One most common task in molecular biology is the creation of a phylogeny based on the alignment of nucleotide sequences. These days such alignments come from whole genome data. Given that, a maximum-likelihood method is employed to search for the best tree.

The tree shape is determined by the mutations in the data. As the mutation rate varies along the genome so does the tree shape. With alignments from whole-genomes there is enough variance in the data to create any wanted tree shape. In the following I will present a number of methods to “massage” an alignment so that the tree reconstruction will give you the phylogeny you desire. All of these are implemented in a new tool, called AlnMassage.

## Data Formats

AlnMassage is build around the Multiple Alignment Format, that is, it expects the genomes to be aligned in blocks. Each block represents a set of homologous sequences. For some transformations AlnMassage also requires the original sequences in FASTA format. The target tree shall be given in Newick format.

## Reducing Divergence

Given a block with substitutions, AlnMassage can split these blocks into smaller blocks without the mutations.

AAACC
AATCC


The two blocks below do not carry any mutations and thus the two sequences seem to be more closely related than they are. If necessary, AlnMassage removes blocks with too many substitutions altogether.

AA
AA

CC
CC


## Increasing Divergence

A common technique among aligners is to first find exact matches and then extend the alignment until the amount of homologous nucleotides drops of rapidly.
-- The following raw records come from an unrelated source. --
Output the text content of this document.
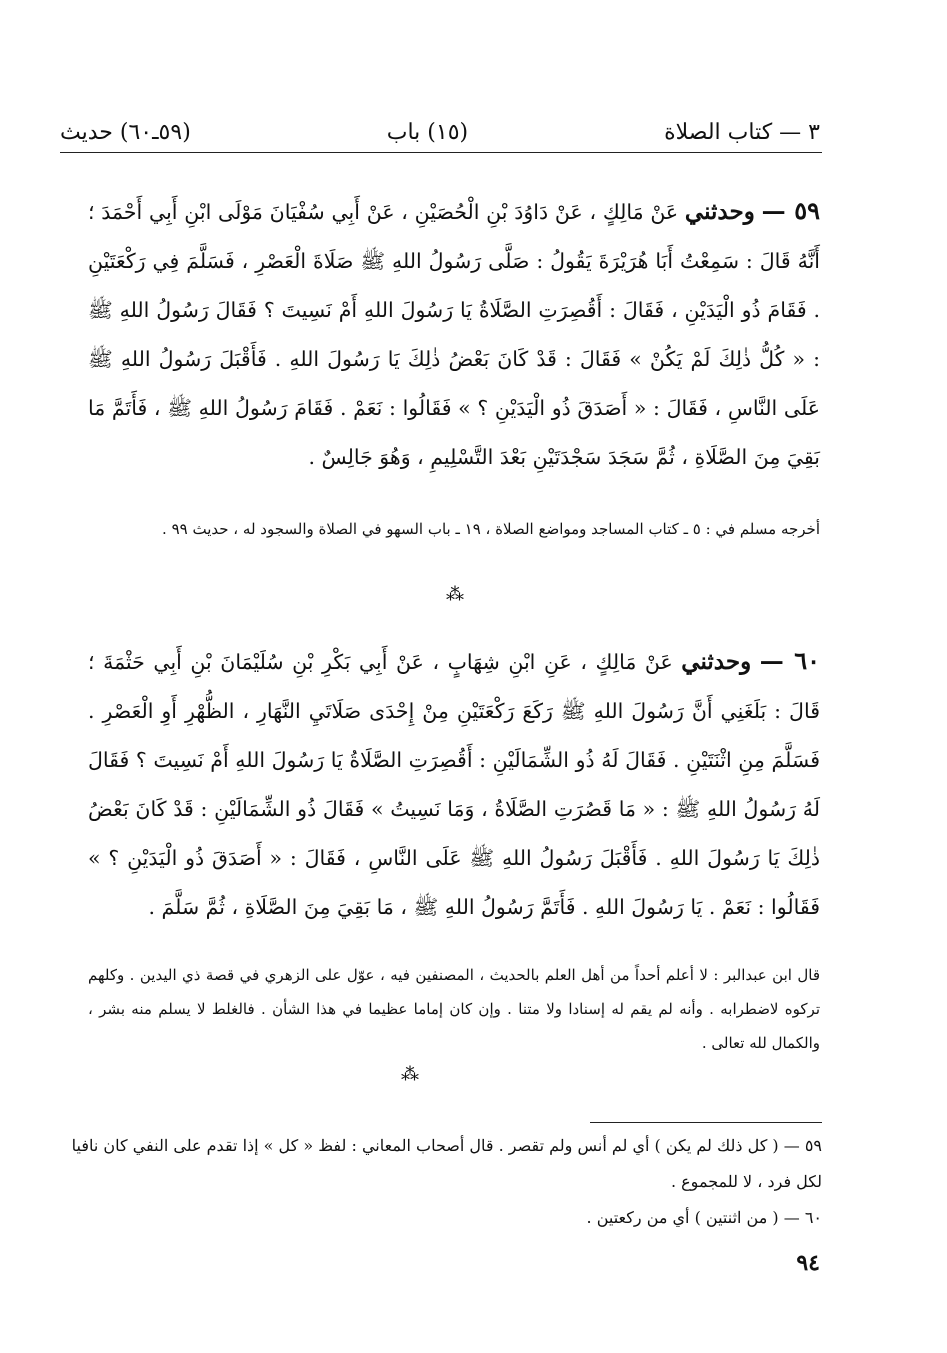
٣ — كتاب الصلاة
(١٥) باب
(٥٩ـ٦٠) حديث
٥٩ — وحدثني عَنْ مَالِكٍ ، عَنْ دَاوُدَ بْنِ الْحُصَيْنِ ، عَنْ أَبِي سُفْيَانَ مَوْلَى ابْنِ أَبِي أَحْمَدَ ؛ أَنَّهُ قَالَ : سَمِعْتُ أَبَا هُرَيْرَةَ يَقُولُ : صَلَّى رَسُولُ اللهِ ﷺ صَلَاةَ الْعَصْرِ ، فَسَلَّمَ فِي رَكْعَتَيْنِ . فَقَامَ ذُو الْيَدَيْنِ ، فَقَالَ : أَقُصِرَتِ الصَّلَاةُ يَا رَسُولَ اللهِ أَمْ نَسِيتَ ؟ فَقَالَ رَسُولُ اللهِ ﷺ : « كُلُّ ذٰلِكَ لَمْ يَكُنْ » فَقَالَ : قَدْ كَانَ بَعْضُ ذٰلِكَ يَا رَسُولَ اللهِ . فَأَقْبَلَ رَسُولُ اللهِ ﷺ عَلَى النَّاسِ ، فَقَالَ : « أَصَدَقَ ذُو الْيَدَيْنِ ؟ » فَقَالُوا : نَعَمْ . فَقَامَ رَسُولُ اللهِ ﷺ ، فَأَتَمَّ مَا بَقِيَ مِنَ الصَّلَاةِ ، ثُمَّ سَجَدَ سَجْدَتَيْنِ بَعْدَ التَّسْلِيمِ ، وَهُوَ جَالِسٌ .
أخرجه مسلم في : ٥ ـ كتاب المساجد ومواضع الصلاة ، ١٩ ـ باب السهو في الصلاة والسجود له ، حديث ٩٩ .
⁂
٦٠ — وحدثني عَنْ مَالِكٍ ، عَنِ ابْنِ شِهَابٍ ، عَنْ أَبِي بَكْرِ بْنِ سُلَيْمَانَ بْنِ أَبِي حَثْمَةَ ؛ قَالَ : بَلَغَنِي أَنَّ رَسُولَ اللهِ ﷺ رَكَعَ رَكْعَتَيْنِ مِنْ إِحْدَى صَلَاتَيِ النَّهَارِ ، الظُّهْرِ أَوِ الْعَصْرِ . فَسَلَّمَ مِنِ اثْنَتَيْنِ . فَقَالَ لَهُ ذُو الشِّمَالَيْنِ : أَقُصِرَتِ الصَّلَاةُ يَا رَسُولَ اللهِ أَمْ نَسِيتَ ؟ فَقَالَ لَهُ رَسُولُ اللهِ ﷺ : « مَا قَصُرَتِ الصَّلَاةُ ، وَمَا نَسِيتُ » فَقَالَ ذُو الشِّمَالَيْنِ : قَدْ كَانَ بَعْضُ ذٰلِكَ يَا رَسُولَ اللهِ . فَأَقْبَلَ رَسُولُ اللهِ ﷺ عَلَى النَّاسِ ، فَقَالَ : « أَصَدَقَ ذُو الْيَدَيْنِ ؟ » فَقَالُوا : نَعَمْ . يَا رَسُولَ اللهِ . فَأَتَمَّ رَسُولُ اللهِ ﷺ ، مَا بَقِيَ مِنَ الصَّلَاةِ ، ثُمَّ سَلَّمَ .
قال ابن عبدالبر : لا أعلم أحداً من أهل العلم بالحديث ، المصنفين فيه ، عوّل على الزهري في قصة ذي اليدين . وكلهم تركوه لاضطرابه . وأنه لم يقم له إسنادا ولا متنا . وإن كان إماما عظيما في هذا الشأن . فالغلط لا يسلم منه بشر ، والكمال لله تعالى .
⁂
٥٩ — ( كل ذلك لم يكن ) أي لم أنس ولم تقصر . قال أصحاب المعاني : لفظ « كل » إذا تقدم على النفي كان نافيا لكل فرد ، لا للمجموع .
٦٠ — ( من اثنتين ) أي من ركعتين .
٩٤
AlnMassage can extend blocks until a target diversity is reached. Alternatively, it drops blocks consisting of sequences with low divergence to increase the overall distance.

## Regapping

Gaps give AlnMassage more material to play with. They can be used to subtly increase or decrease the substitution count.

AA-CCTGGAA
AATCCTG-AA


Removing the two gaps from above greatly increases the number of substitutions. As ML or distance methods usually do not keep gaps into account these changes mostly go unnoticed.

AACCTGGAA
AATCCTGAA


Applying the shown transformation in reverse decreases the number of substitutions at the expense of gaps.